Not the first female-directed anthology in horror, since this follows in the footsteps of XX (2017). And, surprise: it has more or less the same set of positives and negatives as that. Though a lot of these are common to many anthologies – not least that, by their very nature, they’re going to be variable. At least in XX, I believe the components were made specifically for inclusion there. This is more like a horror shorts mix-tape. A dozen pre-existing films on the topic of women’s vengeance have their credits removed (which, on occasion, makes it hard to tell where one ends and the next begins), and are stitched together in four loosely-connected sections such as “Anger Mismanagement”, introduced by a housewife from hell (Gomez).

Saying the results are uneven would be like calling the Himalayas “slightly uphill”. Three of the twelve are decent enough that you wouldn’t mind seeing a feature-length version of them. Lady Hunters has a middle-aged trio of vigilantes, taking out the trash, and gained points for its amusingly accurate depiction of moving a dead body. Glass Ceiling is about two hitwomen, who decided to take matters into their own hands, after discovering that they are getting lower pay than their male colleagues for the same work. And Metamorphosis (top) plays like a distaff version of an Anthony Wong flick like Human Pork Chop, with a restaurateur finding a tasty way to get rid of the evidence left behind after the death of her abusive spouse.  None of these overstay their welcome, and they also go easy on the didactic lecturing.
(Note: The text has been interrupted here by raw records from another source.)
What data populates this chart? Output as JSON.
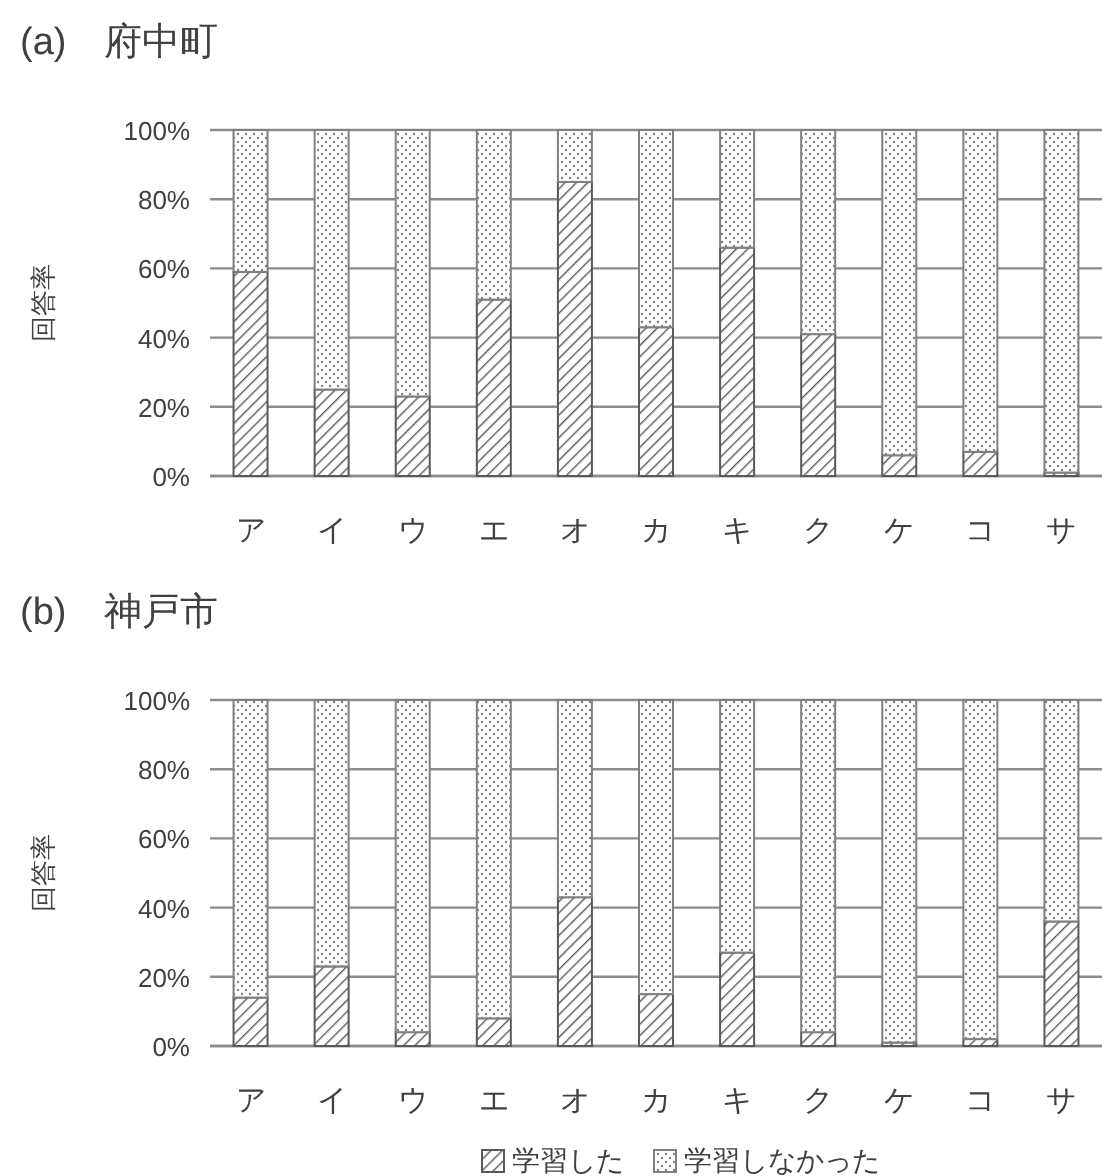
{
  "chart_data": [
    {
      "type": "bar",
      "stacked": true,
      "title": "(a)　府中町",
      "ylabel": "回答率",
      "categories": [
        "ア",
        "イ",
        "ウ",
        "エ",
        "オ",
        "カ",
        "キ",
        "ク",
        "ケ",
        "コ",
        "サ"
      ],
      "series": [
        {
          "color": "#595959",
          "values": [
            59,
            25,
            23,
            51,
            85,
            43,
            66,
            41,
            6,
            7,
            1
          ]
        },
        {
          "color": "#808080",
          "values": [
            41,
            75,
            77,
            49,
            15,
            57,
            34,
            59,
            94,
            93,
            99
          ]
        }
      ],
      "ylim": [
        0,
        100
      ],
      "yticks": [
        {
          "value": 0,
          "label": "0%"
        },
        {
          "value": 20,
          "label": "20%"
        },
        {
          "value": 40,
          "label": "40%"
        },
        {
          "value": 60,
          "label": "60%"
        },
        {
          "value": 80,
          "label": "80%"
        },
        {
          "value": 100,
          "label": "100%"
        }
      ],
      "grid": "y"
    },
    {
      "type": "bar",
      "stacked": true,
      "title": "(b)　神戸市",
      "ylabel": "回答率",
      "categories": [
        "ア",
        "イ",
        "ウ",
        "エ",
        "オ",
        "カ",
        "キ",
        "ク",
        "ケ",
        "コ",
        "サ"
      ],
      "series": [
        {
          "name": "学習した",
          "color": "#595959",
          "values": [
            14,
            23,
            4,
            8,
            43,
            15,
            27,
            4,
            1,
            2,
            36
          ]
        },
        {
          "name": "学習しなかった",
          "color": "#808080",
          "values": [
            86,
            77,
            96,
            92,
            57,
            85,
            73,
            96,
            99,
            98,
            64
          ]
        }
      ],
      "ylim": [
        0,
        100
      ],
      "yticks": [
        {
          "value": 0,
          "label": "0%"
        },
        {
          "value": 20,
          "label": "20%"
        },
        {
          "value": 40,
          "label": "40%"
        },
        {
          "value": 60,
          "label": "60%"
        },
        {
          "value": 80,
          "label": "80%"
        },
        {
          "value": 100,
          "label": "100%"
        }
      ],
      "grid": "y",
      "legend": "bottom"
    }
  ]
}
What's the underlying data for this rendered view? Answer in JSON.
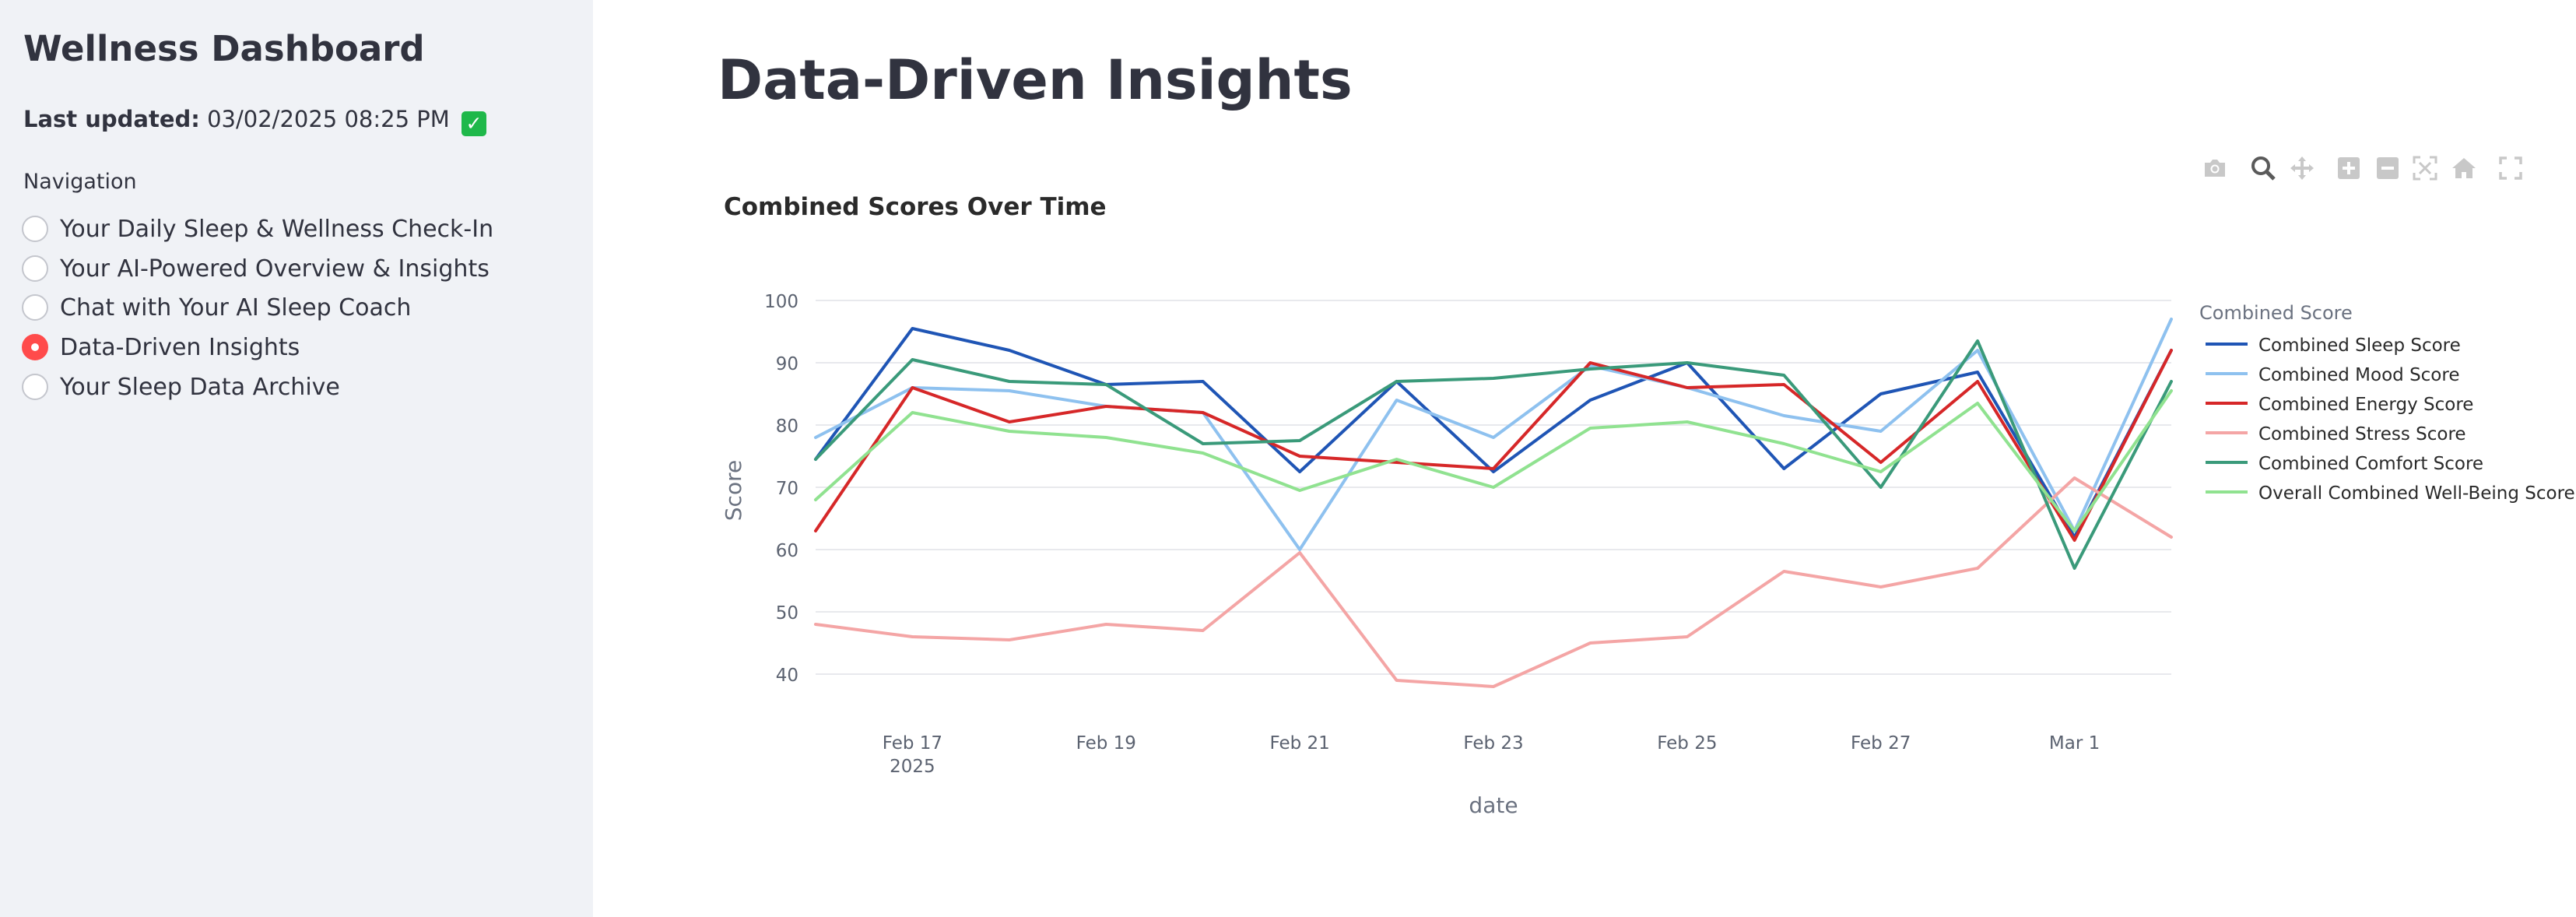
{
  "sidebar": {
    "title": "Wellness Dashboard",
    "last_updated_label": "Last updated:",
    "last_updated_value": "03/02/2025 08:25 PM",
    "navigation_label": "Navigation",
    "items": [
      {
        "label": "Your Daily Sleep & Wellness Check-In",
        "selected": false
      },
      {
        "label": "Your AI-Powered Overview & Insights",
        "selected": false
      },
      {
        "label": "Chat with Your AI Sleep Coach",
        "selected": false
      },
      {
        "label": "Data-Driven Insights",
        "selected": true
      },
      {
        "label": "Your Sleep Data Archive",
        "selected": false
      }
    ]
  },
  "main": {
    "title": "Data-Driven Insights",
    "modebar_icons": [
      "camera-icon",
      "zoom-icon",
      "pan-icon",
      "zoom-in-icon",
      "zoom-out-icon",
      "autoscale-icon",
      "reset-axes-icon",
      "fullscreen-icon"
    ]
  },
  "chart_data": {
    "type": "line",
    "title": "Combined Scores Over Time",
    "xlabel": "date",
    "ylabel": "Score",
    "legend_title": "Combined Score",
    "legend_placement": "right",
    "grid": true,
    "x": [
      "2025-02-16",
      "2025-02-17",
      "2025-02-18",
      "2025-02-19",
      "2025-02-20",
      "2025-02-21",
      "2025-02-22",
      "2025-02-23",
      "2025-02-24",
      "2025-02-25",
      "2025-02-26",
      "2025-02-27",
      "2025-02-28",
      "2025-03-01",
      "2025-03-02"
    ],
    "xticks": [
      {
        "date": "2025-02-17",
        "label": "Feb 17",
        "sublabel": "2025"
      },
      {
        "date": "2025-02-19",
        "label": "Feb 19"
      },
      {
        "date": "2025-02-21",
        "label": "Feb 21"
      },
      {
        "date": "2025-02-23",
        "label": "Feb 23"
      },
      {
        "date": "2025-02-25",
        "label": "Feb 25"
      },
      {
        "date": "2025-02-27",
        "label": "Feb 27"
      },
      {
        "date": "2025-03-01",
        "label": "Mar 1"
      }
    ],
    "yticks": [
      40,
      50,
      60,
      70,
      80,
      90,
      100
    ],
    "ylim": [
      35.5,
      103.5
    ],
    "xlim": [
      "2025-02-16",
      "2025-03-02"
    ],
    "series": [
      {
        "name": "Combined Sleep Score",
        "color": "#1f55b5",
        "values": [
          74.5,
          95.5,
          92,
          86.5,
          87,
          72.5,
          87,
          72.5,
          84,
          90,
          73,
          85,
          88.5,
          62,
          92
        ]
      },
      {
        "name": "Combined Mood Score",
        "color": "#8ec1ef",
        "values": [
          78,
          86,
          85.5,
          83,
          82,
          60,
          84,
          78,
          89.5,
          86,
          81.5,
          79,
          92,
          63,
          97
        ]
      },
      {
        "name": "Combined Energy Score",
        "color": "#d62728",
        "values": [
          63,
          86,
          80.5,
          83,
          82,
          75,
          74,
          73,
          90,
          86,
          86.5,
          74,
          87,
          61.5,
          92
        ]
      },
      {
        "name": "Combined Stress Score",
        "color": "#f4a5a5",
        "values": [
          48,
          46,
          45.5,
          48,
          47,
          59.5,
          39,
          38,
          45,
          46,
          56.5,
          54,
          57,
          71.5,
          62
        ]
      },
      {
        "name": "Combined Comfort Score",
        "color": "#3a9a7a",
        "values": [
          74.5,
          90.5,
          87,
          86.5,
          77,
          77.5,
          87,
          87.5,
          89,
          90,
          88,
          70,
          93.5,
          57,
          87
        ]
      },
      {
        "name": "Overall Combined Well-Being Score",
        "color": "#90e290",
        "values": [
          68,
          82,
          79,
          78,
          75.5,
          69.5,
          74.5,
          70,
          79.5,
          80.5,
          77,
          72.5,
          83.5,
          63,
          85.5
        ]
      }
    ]
  }
}
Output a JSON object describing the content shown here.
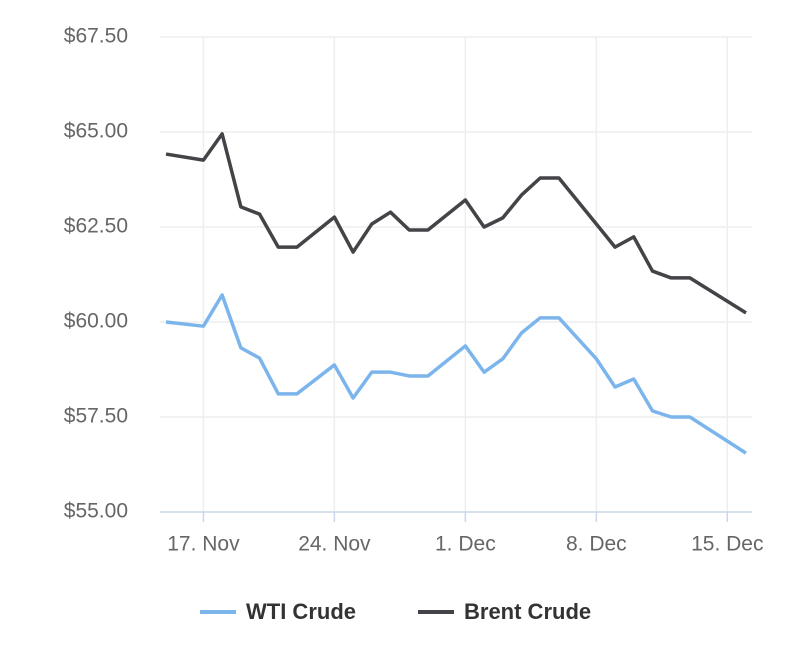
{
  "chart_data": {
    "type": "line",
    "x": [
      "11-15",
      "11-17",
      "11-18",
      "11-19",
      "11-20",
      "11-21",
      "11-22",
      "11-24",
      "11-25",
      "11-26",
      "11-27",
      "11-28",
      "11-29",
      "12-01",
      "12-02",
      "12-03",
      "12-04",
      "12-05",
      "12-06",
      "12-08",
      "12-09",
      "12-10",
      "12-11",
      "12-12",
      "12-13",
      "12-16"
    ],
    "series": [
      {
        "name": "WTI Crude",
        "color": "#7cb5ec",
        "values": [
          60.0,
          59.89,
          60.71,
          59.32,
          59.05,
          58.11,
          58.11,
          58.87,
          58.0,
          58.68,
          58.68,
          58.58,
          58.58,
          59.37,
          58.68,
          59.03,
          59.71,
          60.11,
          60.11,
          59.03,
          58.29,
          58.5,
          57.66,
          57.5,
          57.5,
          56.55
        ]
      },
      {
        "name": "Brent Crude",
        "color": "#434348",
        "values": [
          64.42,
          64.26,
          64.95,
          63.03,
          62.84,
          61.97,
          61.97,
          62.76,
          61.84,
          62.58,
          62.89,
          62.42,
          62.42,
          63.21,
          62.5,
          62.74,
          63.34,
          63.79,
          63.79,
          62.58,
          61.97,
          62.24,
          61.34,
          61.16,
          61.16,
          60.24
        ]
      }
    ],
    "xlim": [
      "11-15",
      "12-16"
    ],
    "xticks": [
      {
        "value": "11-17",
        "label": "17. Nov"
      },
      {
        "value": "11-24",
        "label": "24. Nov"
      },
      {
        "value": "12-01",
        "label": "1. Dec"
      },
      {
        "value": "12-08",
        "label": "8. Dec"
      },
      {
        "value": "12-15",
        "label": "15. Dec"
      }
    ],
    "ylim": [
      55,
      67.5
    ],
    "yticks": [
      {
        "value": 55,
        "label": "$55.00"
      },
      {
        "value": 57.5,
        "label": "$57.50"
      },
      {
        "value": 60,
        "label": "$60.00"
      },
      {
        "value": 62.5,
        "label": "$62.50"
      },
      {
        "value": 65,
        "label": "$65.00"
      },
      {
        "value": 67.5,
        "label": "$67.50"
      }
    ],
    "grid": true,
    "legend": "bottom"
  }
}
The others… not so much. They frequently topple over into rampaging misandry, and as a whole, this comes over as less empowering than bitter screeching. Too many of the film-makers seem to confuse being anti-man with being pro-woman; they’re not the same thing at all. [I’m pretty sure the gender ratio of those being mean to women isn’t the 11:1 or thereabouts portrayed here]. As a result, the agendas become painfully apparent when you’re sitting through slightly different flavours of the same “all men are bastards” recipe time and again. That doesn’t exactly improve with repetition, shall we say. I should mention Chris was similarly unimpressed, so this isn’t just the voice of my white male privilege gaslighting you on behalf of the patriarchy, or whatever.

The apparently obligatory experimental short, Just A Girl represents the low-point. It had me asking Chris if I could bring her anything from the kitchen, in a shallow attempt to escape the copious art-wankiness, and probably needs to come with a warning. Not for the strobing lights, but because it sucks. And sucks in a pretentious fashion, to boot. With a running time of 118 minutes, this is a good thirty too long; producer Wilson probably needed to have been better at saying “No,” and meaning it, with regard to some of the offerings. Never mind #MeToo, I’m going with #NoThanks. Or, at least, #NotAllWomen.